The two have bridged a gap of history and not only formed a friendship, but also embarked on a mission to highlight the contributions those slaves made to Taneytown’s history — including those who remained there after being freed.
Michelle Greer is a descendant of the Hill-Cook line dating to the 1800s before the abolishment of slavery. Some of Greer’s ancestors were enslaved by a member of the Taney family who owned a plantation in Taneytown.
Kate Billingsley is a descendant of Augustus Taney, who was a cousin of the owner of Greer’s ancestors and a brother of Roger B. Taney, the former chief justice of the U.S. Supreme Court.
Through their combined research, Greer and Billingsley have yet to find the first name of the Taney cousin who owned Greer’s ancestors.

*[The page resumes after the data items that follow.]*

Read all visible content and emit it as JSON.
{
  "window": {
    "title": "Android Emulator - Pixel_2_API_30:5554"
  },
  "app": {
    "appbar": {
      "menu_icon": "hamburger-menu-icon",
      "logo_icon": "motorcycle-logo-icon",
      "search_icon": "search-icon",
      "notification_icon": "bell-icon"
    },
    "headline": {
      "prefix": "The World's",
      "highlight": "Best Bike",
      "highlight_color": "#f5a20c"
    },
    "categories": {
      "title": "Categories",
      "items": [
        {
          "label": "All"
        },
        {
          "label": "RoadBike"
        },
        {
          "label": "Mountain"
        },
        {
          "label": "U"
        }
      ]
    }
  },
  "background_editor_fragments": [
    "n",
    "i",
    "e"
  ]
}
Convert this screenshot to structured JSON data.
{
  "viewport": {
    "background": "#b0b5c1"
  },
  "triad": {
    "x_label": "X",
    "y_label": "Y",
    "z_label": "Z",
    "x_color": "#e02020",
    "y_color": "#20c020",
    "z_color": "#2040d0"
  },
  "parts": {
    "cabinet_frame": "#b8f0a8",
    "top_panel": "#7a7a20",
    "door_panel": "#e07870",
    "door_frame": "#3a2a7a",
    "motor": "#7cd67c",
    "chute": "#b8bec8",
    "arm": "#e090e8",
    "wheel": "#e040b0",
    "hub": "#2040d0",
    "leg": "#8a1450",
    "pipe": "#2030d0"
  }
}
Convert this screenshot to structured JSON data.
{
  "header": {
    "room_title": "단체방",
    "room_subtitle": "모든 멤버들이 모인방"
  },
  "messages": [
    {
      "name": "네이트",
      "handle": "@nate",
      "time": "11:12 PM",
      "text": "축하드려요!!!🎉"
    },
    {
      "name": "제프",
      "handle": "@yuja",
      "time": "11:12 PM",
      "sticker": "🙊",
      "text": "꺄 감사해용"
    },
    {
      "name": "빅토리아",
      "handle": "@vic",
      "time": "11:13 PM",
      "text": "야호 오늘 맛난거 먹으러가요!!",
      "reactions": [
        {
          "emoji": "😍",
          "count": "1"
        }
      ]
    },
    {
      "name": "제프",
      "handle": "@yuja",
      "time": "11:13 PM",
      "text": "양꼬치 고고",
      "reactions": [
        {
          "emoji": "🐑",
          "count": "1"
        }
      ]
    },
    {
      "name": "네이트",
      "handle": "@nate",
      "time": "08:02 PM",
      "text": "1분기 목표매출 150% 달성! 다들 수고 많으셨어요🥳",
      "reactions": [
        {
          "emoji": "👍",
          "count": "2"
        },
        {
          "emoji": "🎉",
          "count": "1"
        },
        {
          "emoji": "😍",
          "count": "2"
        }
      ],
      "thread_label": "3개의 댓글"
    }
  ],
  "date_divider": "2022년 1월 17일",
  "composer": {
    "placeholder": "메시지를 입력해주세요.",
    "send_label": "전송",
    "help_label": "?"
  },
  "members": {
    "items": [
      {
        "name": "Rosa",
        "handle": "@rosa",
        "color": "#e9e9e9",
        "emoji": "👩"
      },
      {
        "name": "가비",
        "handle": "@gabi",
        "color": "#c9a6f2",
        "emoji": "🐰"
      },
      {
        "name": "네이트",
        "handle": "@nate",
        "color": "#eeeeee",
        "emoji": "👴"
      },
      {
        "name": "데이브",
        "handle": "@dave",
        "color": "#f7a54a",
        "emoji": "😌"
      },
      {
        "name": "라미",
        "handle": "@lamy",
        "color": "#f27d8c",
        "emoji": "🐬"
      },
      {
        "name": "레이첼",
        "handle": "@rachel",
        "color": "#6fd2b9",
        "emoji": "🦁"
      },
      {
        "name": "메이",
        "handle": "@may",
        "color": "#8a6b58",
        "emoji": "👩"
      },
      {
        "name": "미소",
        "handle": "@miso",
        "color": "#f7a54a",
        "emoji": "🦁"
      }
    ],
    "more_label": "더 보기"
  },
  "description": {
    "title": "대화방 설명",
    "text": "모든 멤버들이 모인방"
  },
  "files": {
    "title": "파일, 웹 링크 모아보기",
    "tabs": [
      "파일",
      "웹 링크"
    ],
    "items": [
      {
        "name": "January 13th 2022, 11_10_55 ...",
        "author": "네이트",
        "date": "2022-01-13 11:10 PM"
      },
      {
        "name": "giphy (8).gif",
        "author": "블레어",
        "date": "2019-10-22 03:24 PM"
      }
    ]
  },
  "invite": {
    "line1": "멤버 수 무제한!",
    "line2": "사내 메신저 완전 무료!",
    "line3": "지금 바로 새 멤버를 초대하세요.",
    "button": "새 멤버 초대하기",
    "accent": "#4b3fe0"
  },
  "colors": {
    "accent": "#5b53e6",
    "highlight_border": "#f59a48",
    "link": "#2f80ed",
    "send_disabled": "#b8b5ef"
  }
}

Even though Billingsley is distant in the lineage of the Taneys that owned Greer’s ancestors, she still acknowledges the wrongs of slavery and doesn’t care about how far back the connection is.
“I know that I’m descended from the original two Taneys that came through. So they were brothers. So there’s a sense of, I don’t really care that it’s fourth, fifth, sixth, seventh cousins away that owned (Greer’s) people,” Billingsley said. “Therefore, there’s a sense of acknowledgement.”
Billingsley’s work as a playwright caught Greer’s attention and led her to reach out.